By Sophia Blankenhorn for Medicine Focus
In 2012, Ottawa-based nurse practitioner Patricia McCarthy, BScN’85, MSc’91, served on a planning committee for a national cancer nursing conference, an experience that would inspire her to do something she had never thought of, write a children’s book.
McCarthy remembers at one point during the conference walking with two Inuit nurses and commenting on the beautiful fall weather when one of the nurses shared, “Even though I am an adult now and I shouldn’t really feel this way, I am still a little bit afraid of trees.”
The idea that something as commonplace as trees could appear foreign caught McCarthy’s attention. She thought of it in relation to Inuit children who have to travel south for cancer treatment.
“On top of facing cancer, these children must leave their homeland and deal with a new, strange, and sometimes frightening environment,” says McCarthy.
Soon after came McCarthy’s “Eureka moment.”
Using her knowledge from a 23-year career as a pediatric nurse practitioner in oncology, she resolved to write a children’s book for young Inuit cancer patients and their parents. It would be both a resource for families and a source of comfort to help them through a difficult process.
This past summer saw the publication of Jon’s Tricky Journey: A Story for Inuit Children with Cancer and Their Families.
Jon’s Tricky Journey is not a typical bedtime time story.
Written in Inuktitut and English, the first section of the book tells the story of an Inuit boy Jon’s experience of cancer, starting from first diagnosis. The latter half of the book features information for both parents and caregivers alike. It includes tools such as the Northern Pain Scale, which “helps doctors and nurses understand the severity of a child’s pain using Inuit facial expressions.”
There is a body of information on the Inuit experience of the health care system, says McCarthy, but it is not always easily available to patients. Jon’s Tricky Journey is an attempt to “translate that information into a format that is more accessible.”
The path to publication was not without obstacles.
After the initial inspiration in 2012, McCarthy received a grant from the Childhood Cancer Canada Foundation and C17, a Canadian pediatric cancer and blood disorder group, for the project. However, due to a busy work life it was not until 2014 when, after 35 years as a nurse and then nurse practitioner, she took an early retirement that she had enough time to write, “It was then that everything fell into place,” she recalls.

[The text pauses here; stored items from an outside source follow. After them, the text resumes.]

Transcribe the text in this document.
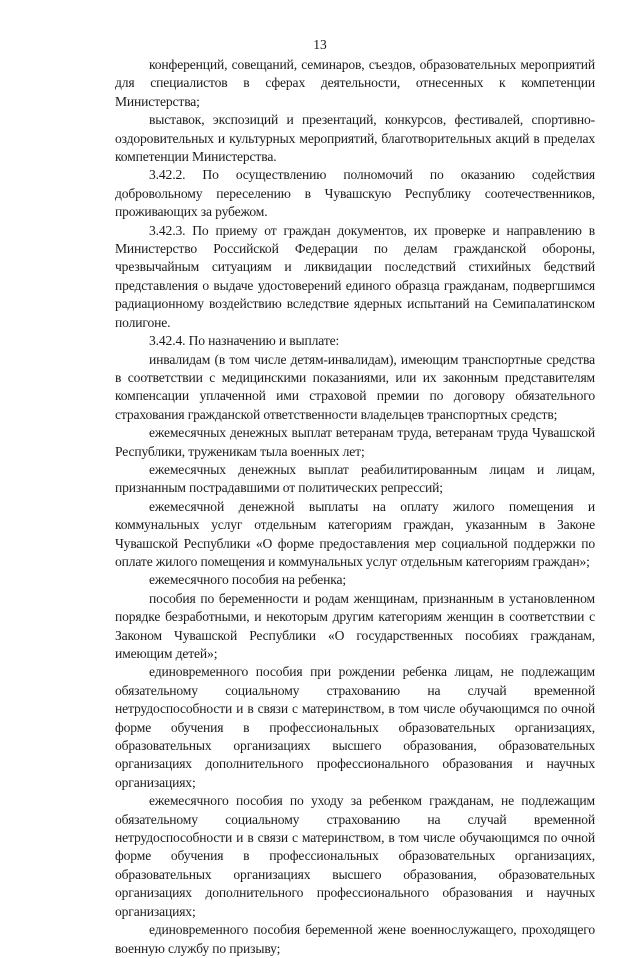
13

конференций, совещаний, семинаров, съездов, образовательных мероприятий для специалистов в сферах деятельности, отнесенных к компетенции Министерства;

выставок, экспозиций и презентаций, конкурсов, фестивалей, спортивно-оздоровительных и культурных мероприятий, благотворительных акций в пределах компетенции Министерства.

3.42.2. По осуществлению полномочий по оказанию содействия добровольному переселению в Чувашскую Республику соотечественников, проживающих за рубежом.

3.42.3. По приему от граждан документов, их проверке и направлению в Министерство Российской Федерации по делам гражданской обороны, чрезвычайным ситуациям и ликвидации последствий стихийных бедствий представления о выдаче удостоверений единого образца гражданам, подвергшимся радиационному воздействию вследствие ядерных испытаний на Семипалатинском полигоне.

3.42.4. По назначению и выплате:

инвалидам (в том числе детям-инвалидам), имеющим транспортные средства в соответствии с медицинскими показаниями, или их законным представителям компенсации уплаченной ими страховой премии по договору обязательного страхования гражданской ответственности владельцев транспортных средств;

ежемесячных денежных выплат ветеранам труда, ветеранам труда Чувашской Республики, труженикам тыла военных лет;

ежемесячных денежных выплат реабилитированным лицам и лицам, признанным пострадавшими от политических репрессий;

ежемесячной денежной выплаты на оплату жилого помещения и коммунальных услуг отдельным категориям граждан, указанным в Законе Чувашской Республики «О форме предоставления мер социальной поддержки по оплате жилого помещения и коммунальных услуг отдельным категориям граждан»;

ежемесячного пособия на ребенка;

пособия по беременности и родам женщинам, признанным в установленном порядке безработными, и некоторым другим категориям женщин в соответствии с Законом Чувашской Республики «О государственных пособиях гражданам, имеющим детей»;

единовременного пособия при рождении ребенка лицам, не подлежащим обязательному социальному страхованию на случай временной нетрудоспособности и в связи с материнством, в том числе обучающимся по очной форме обучения в профессиональных образовательных организациях, образовательных организациях высшего образования, образовательных организациях дополнительного профессионального образования и научных организациях;

ежемесячного пособия по уходу за ребенком гражданам, не подлежащим обязательному социальному страхованию на случай временной нетрудоспособности и в связи с материнством, в том числе обучающимся по очной форме обучения в профессиональных образовательных организациях, образовательных организациях высшего образования, образовательных организациях дополнительного профессионального образования и научных организациях;

единовременного пособия беременной жене военнослужащего, проходящего военную службу по призыву;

The book is based on a real child, whose treatment process McCarthy followed for a year.
Although the family remains anonymous, McCarthy was able to include some personal touches. “I could not identify the child to protect their privacy but there are some little things we could include, for example the child’s favorite color is red and so in my book Jon is always wearing something red. On the last page of the story section, there is a small painting of hand prints like one I made with him and his family members. I wanted him to know that it was his story.”
As for future goals, McCarthy would like to get the book onto reading lists for students in nursing programs. The power of story was a lesson learned at McGill. “Our professor had us read a story and then write a paper about the patient’s perspective. That is what nursing is all about—understanding the patient’s perspective,” she says.
With her publisher, Inuit-owned, Iqaluit-based Inhabit Media, McCarthy has sent copies of Jon’s Tricky Journey to hospitals across Canada.
Her vision for this book realized, McCarthy is the first to admit there is still work to do. Until then, Jon’s Tricky Journey acknowledges some of the many difficulties faced by young Inuit cancer patients and their families, with a message of strength and hope. “That,” says McCarthy, “is my approach to nursing.”